Source: eurasiareview.com
Brazil’s Federal Council of Medicine (CFM) on Thursday (Jan. 9) issued a resolution changing the rules governing procedures directed at transgender people.
The new rules reduce the minimum age for gender reassignment surgery from 21 to 18 years old and stipulate that cross-sex hormone therapy must not be administered until the age of 16.
The move is believed to help monitor the health condition of trans people and train health agents whose job is to offer assistance to this segment of the population.
“This subject has been debated for 15 years. This resolution comes as an enhancement, a maturing of concepts. It deals mainly with the inclusion of the needs of these people in health care, encompassing treatments—like hormone treatment.

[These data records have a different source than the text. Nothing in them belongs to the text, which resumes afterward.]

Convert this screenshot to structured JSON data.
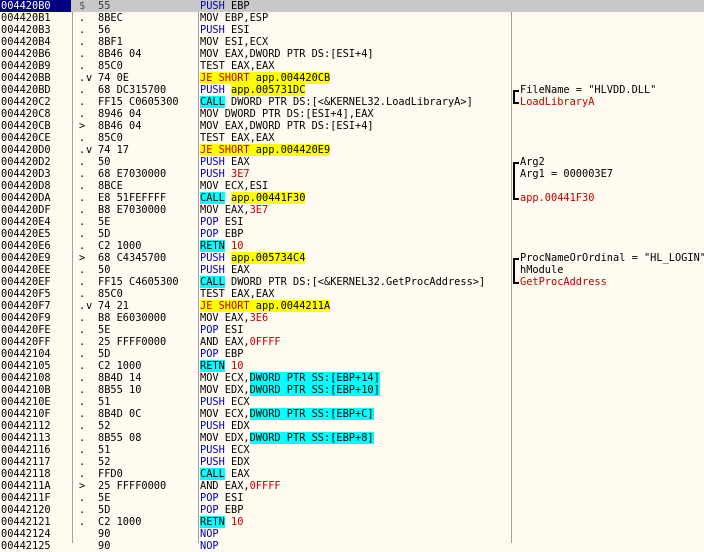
{
  "window": {
    "title": ""
  },
  "rows": [
    {
      "addr": "004420B0",
      "mark": "$",
      "jmp": "",
      "hex": "55",
      "mn": "PUSH",
      "ops": "EBP",
      "comment": "",
      "selected": true
    },
    {
      "addr": "004420B1",
      "mark": ".",
      "jmp": "",
      "hex": "8BEC",
      "mn": "MOV",
      "ops": "EBP,ESP",
      "comment": ""
    },
    {
      "addr": "004420B3",
      "mark": ".",
      "jmp": "",
      "hex": "56",
      "mn": "PUSH",
      "ops": "ESI",
      "comment": ""
    },
    {
      "addr": "004420B4",
      "mark": ".",
      "jmp": "",
      "hex": "8BF1",
      "mn": "MOV",
      "ops": "ESI,ECX",
      "comment": ""
    },
    {
      "addr": "004420B6",
      "mark": ".",
      "jmp": "",
      "hex": "8B46 04",
      "mn": "MOV",
      "ops": "EAX,DWORD PTR DS:[ESI+4]",
      "comment": ""
    },
    {
      "addr": "004420B9",
      "mark": ".",
      "jmp": "",
      "hex": "85C0",
      "mn": "TEST",
      "ops": "EAX,EAX",
      "comment": ""
    },
    {
      "addr": "004420BB",
      "mark": ".",
      "jmp": "v",
      "hex": "74 0E",
      "mn": "JE SHORT",
      "ops": "app.004420CB",
      "comment": "",
      "kind": "jcc"
    },
    {
      "addr": "004420BD",
      "mark": ".",
      "jmp": "",
      "hex": "68 DC315700",
      "mn": "PUSH",
      "ops": "app.005731DC",
      "comment": "FileName = \"HLVDD.DLL\"",
      "kind": "push-hl",
      "br": "top"
    },
    {
      "addr": "004420C2",
      "mark": ".",
      "jmp": "",
      "hex": "FF15 C0605300",
      "mn": "CALL",
      "ops": "DWORD PTR DS:[<&KERNEL32.LoadLibraryA>]",
      "comment": "LoadLibraryA",
      "kind": "call-api",
      "br": "bot",
      "ctype": "api"
    },
    {
      "addr": "004420C8",
      "mark": ".",
      "jmp": "",
      "hex": "8946 04",
      "mn": "MOV",
      "ops": "DWORD PTR DS:[ESI+4],EAX",
      "comment": ""
    },
    {
      "addr": "004420CB",
      "mark": ">",
      "jmp": "",
      "hex": "8B46 04",
      "mn": "MOV",
      "ops": "EAX,DWORD PTR DS:[ESI+4]",
      "comment": ""
    },
    {
      "addr": "004420CE",
      "mark": ".",
      "jmp": "",
      "hex": "85C0",
      "mn": "TEST",
      "ops": "EAX,EAX",
      "comment": ""
    },
    {
      "addr": "004420D0",
      "mark": ".",
      "jmp": "v",
      "hex": "74 17",
      "mn": "JE SHORT",
      "ops": "app.004420E9",
      "comment": "",
      "kind": "jcc"
    },
    {
      "addr": "004420D2",
      "mark": ".",
      "jmp": "",
      "hex": "50",
      "mn": "PUSH",
      "ops": "EAX",
      "comment": "Arg2",
      "br": "top"
    },
    {
      "addr": "004420D3",
      "mark": ".",
      "jmp": "",
      "hex": "68 E7030000",
      "mn": "PUSH",
      "ops": "3E7",
      "comment": "Arg1 = 000003E7",
      "kind": "push-num",
      "br": "mid"
    },
    {
      "addr": "004420D8",
      "mark": ".",
      "jmp": "",
      "hex": "8BCE",
      "mn": "MOV",
      "ops": "ECX,ESI",
      "comment": "",
      "br": "mid"
    },
    {
      "addr": "004420DA",
      "mark": ".",
      "jmp": "",
      "hex": "E8 51FEFFFF",
      "mn": "CALL",
      "ops": "app.00441F30",
      "comment": "app.00441F30",
      "kind": "call-hl",
      "br": "bot",
      "ctype": "call"
    },
    {
      "addr": "004420DF",
      "mark": ".",
      "jmp": "",
      "hex": "B8 E7030000",
      "mn": "MOV",
      "ops": "EAX,3E7",
      "comment": "",
      "kind": "mov-num",
      "num": "3E7",
      "pre": "EAX,"
    },
    {
      "addr": "004420E4",
      "mark": ".",
      "jmp": "",
      "hex": "5E",
      "mn": "POP",
      "ops": "ESI",
      "comment": ""
    },
    {
      "addr": "004420E5",
      "mark": ".",
      "jmp": "",
      "hex": "5D",
      "mn": "POP",
      "ops": "EBP",
      "comment": ""
    },
    {
      "addr": "004420E6",
      "mark": ".",
      "jmp": "",
      "hex": "C2 1000",
      "mn": "RETN",
      "ops": "10",
      "comment": "",
      "kind": "retn"
    },
    {
      "addr": "004420E9",
      "mark": ">",
      "jmp": "",
      "hex": "68 C4345700",
      "mn": "PUSH",
      "ops": "app.005734C4",
      "comment": "ProcNameOrOrdinal = \"HL_LOGIN\"",
      "kind": "push-hl",
      "br": "top"
    },
    {
      "addr": "004420EE",
      "mark": ".",
      "jmp": "",
      "hex": "50",
      "mn": "PUSH",
      "ops": "EAX",
      "comment": "hModule",
      "br": "mid"
    },
    {
      "addr": "004420EF",
      "mark": ".",
      "jmp": "",
      "hex": "FF15 C4605300",
      "mn": "CALL",
      "ops": "DWORD PTR DS:[<&KERNEL32.GetProcAddress>]",
      "comment": "GetProcAddress",
      "kind": "call-api",
      "br": "bot",
      "ctype": "api"
    },
    {
      "addr": "004420F5",
      "mark": ".",
      "jmp": "",
      "hex": "85C0",
      "mn": "TEST",
      "ops": "EAX,EAX",
      "comment": ""
    },
    {
      "addr": "004420F7",
      "mark": ".",
      "jmp": "v",
      "hex": "74 21",
      "mn": "JE SHORT",
      "ops": "app.0044211A",
      "comment": "",
      "kind": "jcc"
    },
    {
      "addr": "004420F9",
      "mark": ".",
      "jmp": "",
      "hex": "B8 E6030000",
      "mn": "MOV",
      "ops": "EAX,3E6",
      "comment": "",
      "kind": "mov-num",
      "num": "3E6",
      "pre": "EAX,"
    },
    {
      "addr": "004420FE",
      "mark": ".",
      "jmp": "",
      "hex": "5E",
      "mn": "POP",
      "ops": "ESI",
      "comment": ""
    },
    {
      "addr": "004420FF",
      "mark": ".",
      "jmp": "",
      "hex": "25 FFFF0000",
      "mn": "AND",
      "ops": "EAX,0FFFF",
      "comment": "",
      "kind": "mov-num",
      "num": "0FFFF",
      "pre": "EAX,"
    },
    {
      "addr": "00442104",
      "mark": ".",
      "jmp": "",
      "hex": "5D",
      "mn": "POP",
      "ops": "EBP",
      "comment": ""
    },
    {
      "addr": "00442105",
      "mark": ".",
      "jmp": "",
      "hex": "C2 1000",
      "mn": "RETN",
      "ops": "10",
      "comment": "",
      "kind": "retn"
    },
    {
      "addr": "00442108",
      "mark": ".",
      "jmp": "",
      "hex": "8B4D 14",
      "mn": "MOV",
      "ops": "ECX,DWORD PTR SS:[EBP+14]",
      "comment": "",
      "kind": "mov-ss",
      "pre": "ECX,",
      "mem": "DWORD PTR SS:[EBP+14]"
    },
    {
      "addr": "0044210B",
      "mark": ".",
      "jmp": "",
      "hex": "8B55 10",
      "mn": "MOV",
      "ops": "EDX,DWORD PTR SS:[EBP+10]",
      "comment": "",
      "kind": "mov-ss",
      "pre": "EDX,",
      "mem": "DWORD PTR SS:[EBP+10]"
    },
    {
      "addr": "0044210E",
      "mark": ".",
      "jmp": "",
      "hex": "51",
      "mn": "PUSH",
      "ops": "ECX",
      "comment": ""
    },
    {
      "addr": "0044210F",
      "mark": ".",
      "jmp": "",
      "hex": "8B4D 0C",
      "mn": "MOV",
      "ops": "ECX,DWORD PTR SS:[EBP+C]",
      "comment": "",
      "kind": "mov-ss",
      "pre": "ECX,",
      "mem": "DWORD PTR SS:[EBP+C]"
    },
    {
      "addr": "00442112",
      "mark": ".",
      "jmp": "",
      "hex": "52",
      "mn": "PUSH",
      "ops": "EDX",
      "comment": ""
    },
    {
      "addr": "00442113",
      "mark": ".",
      "jmp": "",
      "hex": "8B55 08",
      "mn": "MOV",
      "ops": "EDX,DWORD PTR SS:[EBP+8]",
      "comment": "",
      "kind": "mov-ss",
      "pre": "EDX,",
      "mem": "DWORD PTR SS:[EBP+8]"
    },
    {
      "addr": "00442116",
      "mark": ".",
      "jmp": "",
      "hex": "51",
      "mn": "PUSH",
      "ops": "ECX",
      "comment": ""
    },
    {
      "addr": "00442117",
      "mark": ".",
      "jmp": "",
      "hex": "52",
      "mn": "PUSH",
      "ops": "EDX",
      "comment": ""
    },
    {
      "addr": "00442118",
      "mark": ".",
      "jmp": "",
      "hex": "FFD0",
      "mn": "CALL",
      "ops": "EAX",
      "comment": "",
      "kind": "call-reg"
    },
    {
      "addr": "0044211A",
      "mark": ">",
      "jmp": "",
      "hex": "25 FFFF0000",
      "mn": "AND",
      "ops": "EAX,0FFFF",
      "comment": "",
      "kind": "mov-num",
      "num": "0FFFF",
      "pre": "EAX,"
    },
    {
      "addr": "0044211F",
      "mark": ".",
      "jmp": "",
      "hex": "5E",
      "mn": "POP",
      "ops": "ESI",
      "comment": ""
    },
    {
      "addr": "00442120",
      "mark": ".",
      "jmp": "",
      "hex": "5D",
      "mn": "POP",
      "ops": "EBP",
      "comment": ""
    },
    {
      "addr": "00442121",
      "mark": ".",
      "jmp": "",
      "hex": "C2 1000",
      "mn": "RETN",
      "ops": "10",
      "comment": "",
      "kind": "retn"
    },
    {
      "addr": "00442124",
      "mark": "",
      "jmp": "",
      "hex": "90",
      "mn": "NOP",
      "ops": "",
      "comment": ""
    },
    {
      "addr": "00442125",
      "mark": "",
      "jmp": "",
      "hex": "90",
      "mn": "NOP",
      "ops": "",
      "comment": ""
    }
  ],
  "colors": {
    "background": "#fffbf0",
    "highlight_yellow": "#ffff00",
    "highlight_cyan": "#00ffff",
    "api_red": "#c00000",
    "selection": "#000080"
  }
}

It also bring surgical procedures up to date,” said CFM head Donizetti Giamberardino at a press conference.
“If no rules are made, you can end up causing a lot more harm and taking inappropriate attitudes, often with no scientific criteria,” he added.

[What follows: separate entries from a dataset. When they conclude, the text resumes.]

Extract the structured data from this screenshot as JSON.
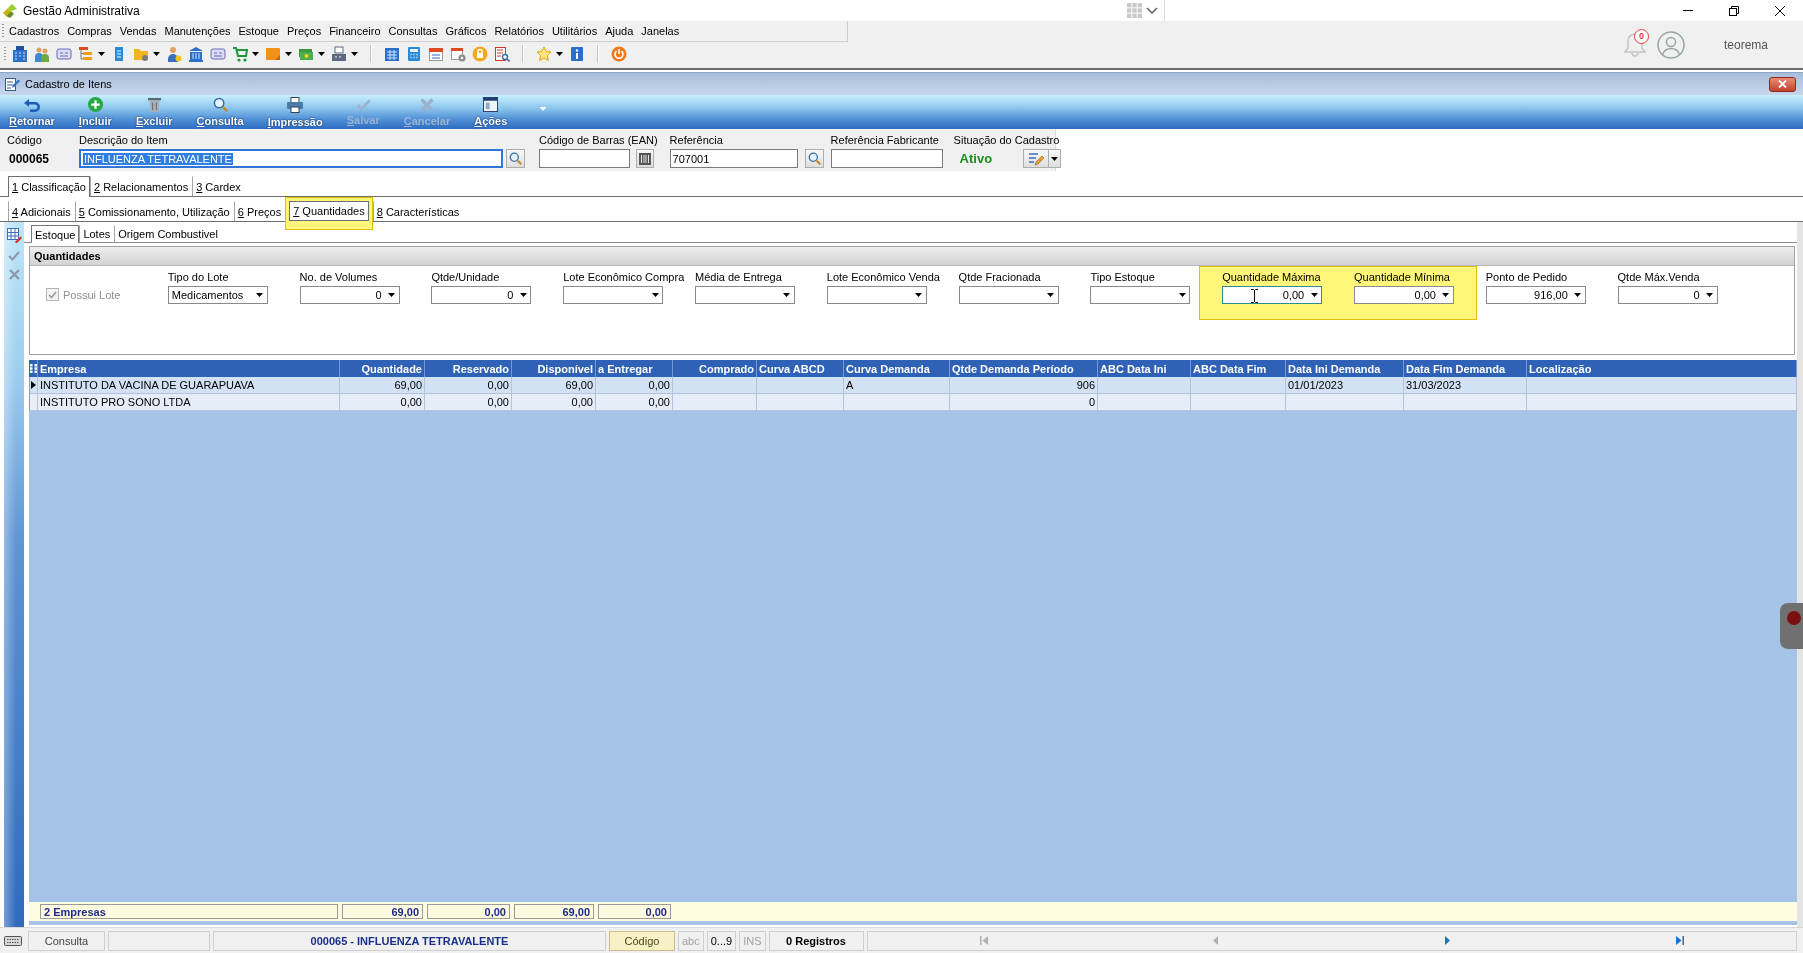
{
  "app": {
    "title": "Gestão Administrativa"
  },
  "menu": [
    "Cadastros",
    "Compras",
    "Vendas",
    "Manutenções",
    "Estoque",
    "Preços",
    "Financeiro",
    "Consultas",
    "Gráficos",
    "Relatórios",
    "Utilitários",
    "Ajuda",
    "Janelas"
  ],
  "notifications": {
    "count": "0"
  },
  "user": {
    "name": "teorema"
  },
  "window": {
    "title": "Cadastro de Itens"
  },
  "ribbon": [
    {
      "kind": "back",
      "label": "Retornar",
      "disabled": false
    },
    {
      "kind": "add",
      "label": "Incluir",
      "disabled": false
    },
    {
      "kind": "delete",
      "label": "Excluir",
      "disabled": false
    },
    {
      "kind": "search",
      "label": "Consulta",
      "disabled": false
    },
    {
      "kind": "print",
      "label": "Impressão",
      "disabled": false
    },
    {
      "kind": "save",
      "label": "Salvar",
      "disabled": true
    },
    {
      "kind": "cancel",
      "label": "Cancelar",
      "disabled": true
    },
    {
      "kind": "actions",
      "label": "Ações",
      "disabled": false
    }
  ],
  "item": {
    "code": {
      "label": "Código",
      "value": "000065"
    },
    "description": {
      "label": "Descrição do Item",
      "value": "INFLUENZA TETRAVALENTE",
      "selected": true
    },
    "barcode": {
      "label": "Código de Barras (EAN)"
    },
    "reference": {
      "label": "Referência",
      "value": "707001"
    },
    "manufacturer_reference": {
      "label": "Referência Fabricante"
    },
    "status": {
      "label": "Situação do Cadastro",
      "value": "Ativo"
    }
  },
  "tabs_primary": [
    {
      "label": "1 Classificação",
      "selected": true
    },
    {
      "label": "2 Relacionamentos",
      "selected": false
    },
    {
      "label": "3 Cardex",
      "selected": false
    }
  ],
  "tabs_secondary": [
    {
      "label": "4 Adicionais",
      "selected": false,
      "highlighted": false
    },
    {
      "label": "5 Comissionamento, Utilização",
      "selected": false,
      "highlighted": false
    },
    {
      "label": "6 Preços",
      "selected": false,
      "highlighted": false
    },
    {
      "label": "7 Quantidades",
      "selected": true,
      "highlighted": true
    },
    {
      "label": "8 Características",
      "selected": false,
      "highlighted": false
    }
  ],
  "subtabs": [
    {
      "label": "Estoque",
      "selected": true
    },
    {
      "label": "Lotes",
      "selected": false
    },
    {
      "label": "Origem Combustivel",
      "selected": false
    }
  ],
  "quantities": {
    "title": "Quantidades",
    "fields": [
      {
        "kind": "checkbox",
        "label": "Possui Lote",
        "checked": true,
        "disabled": true,
        "highlighted": false,
        "focused": false
      },
      {
        "kind": "text_combo",
        "label": "Tipo do Lote",
        "value": "Medicamentos",
        "highlighted": false,
        "focused": false
      },
      {
        "kind": "number_combo",
        "label": "No. de Volumes",
        "value": "0",
        "highlighted": false,
        "focused": false
      },
      {
        "kind": "number_combo",
        "label": "Qtde/Unidade",
        "value": "0",
        "highlighted": false,
        "focused": false
      },
      {
        "kind": "text_combo",
        "label": "Lote Econômico Compra",
        "highlighted": false,
        "focused": false
      },
      {
        "kind": "text_combo",
        "label": "Média de Entrega",
        "highlighted": false,
        "focused": false
      },
      {
        "kind": "text_combo",
        "label": "Lote Econômico Venda",
        "highlighted": false,
        "focused": false
      },
      {
        "kind": "text_combo",
        "label": "Qtde Fracionada",
        "highlighted": false,
        "focused": false
      },
      {
        "kind": "text_combo",
        "label": "Tipo Estoque",
        "highlighted": false,
        "focused": false
      },
      {
        "kind": "number_combo",
        "label": "Quantidade Máxima",
        "value": "0,00",
        "highlighted": true,
        "focused": true
      },
      {
        "kind": "number_combo",
        "label": "Quantidade Mínima",
        "value": "0,00",
        "highlighted": true,
        "focused": false
      },
      {
        "kind": "number_combo",
        "label": "Ponto de Pedido",
        "value": "916,00",
        "highlighted": false,
        "focused": false
      },
      {
        "kind": "number_combo",
        "label": "Qtde Máx.Venda",
        "value": "0",
        "highlighted": false,
        "focused": false
      }
    ]
  },
  "grid": {
    "columns": [
      {
        "label": "Empresa",
        "kind": "text"
      },
      {
        "label": "Quantidade",
        "kind": "number"
      },
      {
        "label": "Reservado",
        "kind": "number"
      },
      {
        "label": "Disponível",
        "kind": "number"
      },
      {
        "label": "a Entregar",
        "kind": "amount"
      },
      {
        "label": "Comprado",
        "kind": "number"
      },
      {
        "label": "Curva ABCD",
        "kind": "text"
      },
      {
        "label": "Curva Demanda",
        "kind": "text"
      },
      {
        "label": "Qtde Demanda Período",
        "kind": "amount"
      },
      {
        "label": "ABC Data Ini",
        "kind": "text"
      },
      {
        "label": "ABC Data Fim",
        "kind": "text"
      },
      {
        "label": "Data Ini Demanda",
        "kind": "text"
      },
      {
        "label": "Data Fim Demanda",
        "kind": "text"
      },
      {
        "label": "Localização",
        "kind": "text"
      }
    ],
    "rows": [
      {
        "selected": true,
        "cells": [
          "INSTITUTO DA VACINA DE GUARAPUAVA",
          "69,00",
          "0,00",
          "69,00",
          "0,00",
          null,
          null,
          "A",
          "906",
          null,
          null,
          "01/01/2023",
          "31/03/2023",
          null
        ]
      },
      {
        "selected": false,
        "cells": [
          "INSTITUTO PRO SONO LTDA",
          "0,00",
          "0,00",
          "0,00",
          "0,00",
          null,
          null,
          null,
          "0",
          null,
          null,
          null,
          null,
          null
        ]
      }
    ],
    "footer": {
      "label": "2 Empresas",
      "totals": [
        "69,00",
        "0,00",
        "69,00",
        "0,00"
      ]
    }
  },
  "status_bar": {
    "mode": "Consulta",
    "record": "000065 - INFLUENZA TETRAVALENTE",
    "sort_field": "Código",
    "indicators": [
      {
        "label": "abc",
        "on": false
      },
      {
        "label": "0...9",
        "on": true
      },
      {
        "label": "INS",
        "on": false
      }
    ],
    "records": "0 Registros",
    "navigation": [
      {
        "kind": "first",
        "disabled": true
      },
      {
        "kind": "previous",
        "disabled": true
      },
      {
        "kind": "next",
        "disabled": false
      },
      {
        "kind": "last",
        "disabled": false
      }
    ]
  }
}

Care for transgender individuals must be offered by a multidisciplinary team of doctors including a pediatrician, if the patient is younger than 18, a psychiatrist, an endocrinologist, a gynecologist, a urologist, a plastic surgeon, and more.
The text says that transgender children and adolescents must receive treatment from a medical team, with no hormone or surgical intervention (see below). An individual treatment plan must be adopted for any procedure.

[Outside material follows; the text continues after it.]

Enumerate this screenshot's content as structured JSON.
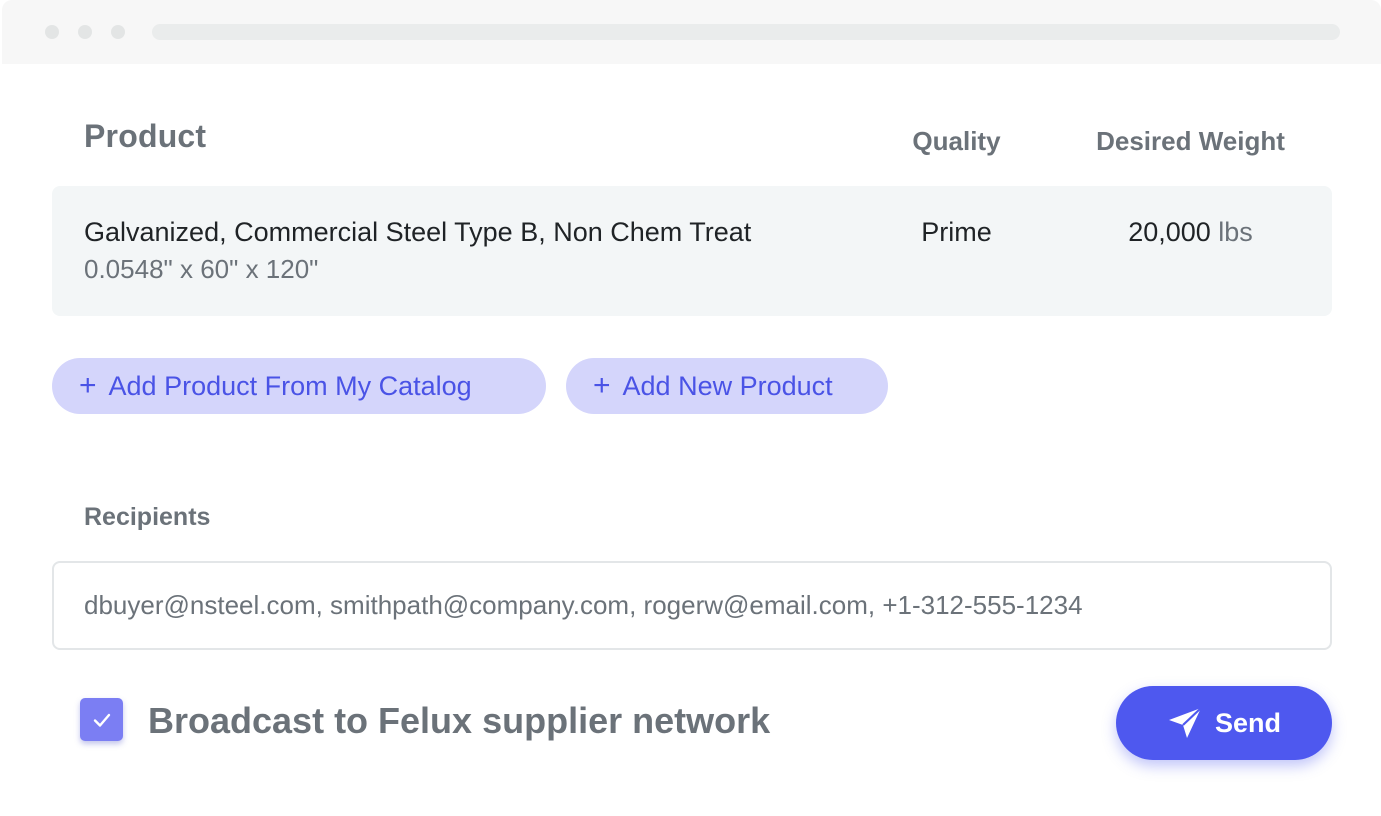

The execution of surgical and hormone procedures in people diagnosed with some severe forms of psychotic disorders, personality disorders, mental retardation, and global developmental delay was banned.
Hormone therapy
The resolution also bans the use of hormone therapy procedures aimed at blocking hormones in transgender children and adolescents that have not yet reached puberty.
The procedure may be conducted following an evaluation by the medical team or when the child is entering puberty—a period that may vary from 8 to 13 years old for children with female biological sex, and 9 to 14 for children with male biological sex.
In such cases, after the assessment, patients may start taking a substance to inhibit the development of secondary sex characteristics associated with the gender the child or adolescent does not identify themselves as, like breasts, menstruation, a beard, or a deep voice.
Also, cross-sex hormone therapy—when blockers are coupled with hormone replacement—may be administered at 16 or above, experimentally.
From the age of 18 and above, the procedure now requires a special prescription by an endocrinologist, gynecologist, or urologist.
Sexual affirmation
In the resolution, CFM also recognizes identity expressions such as “trans man” and “trans woman,” as well as “travesti” and other phrases linked to gender diversity.
Psychiatrist Leonardo Luz, rapporteur for CFM’s resolution, says the move brings the de-pathologization of transsexuality to the center of the debate and introduces world nomenclature to talk about the subject.
Among the terms updated are “gender incongruence”—used to indicate that an individual’s experienced gender does not match the sex assigned at birth—and “sexual affirmation,” for the hormone or surgical procedure, rather than “sexual reassignment.”
“The council adopts the world nomenclature of gender incongruence and is making strides in care from childhood to adult life and attempts to encourage other professional to seek training and promote education through medical residency programs so that we can have more centers for people who need this kind of assistance,” he declared.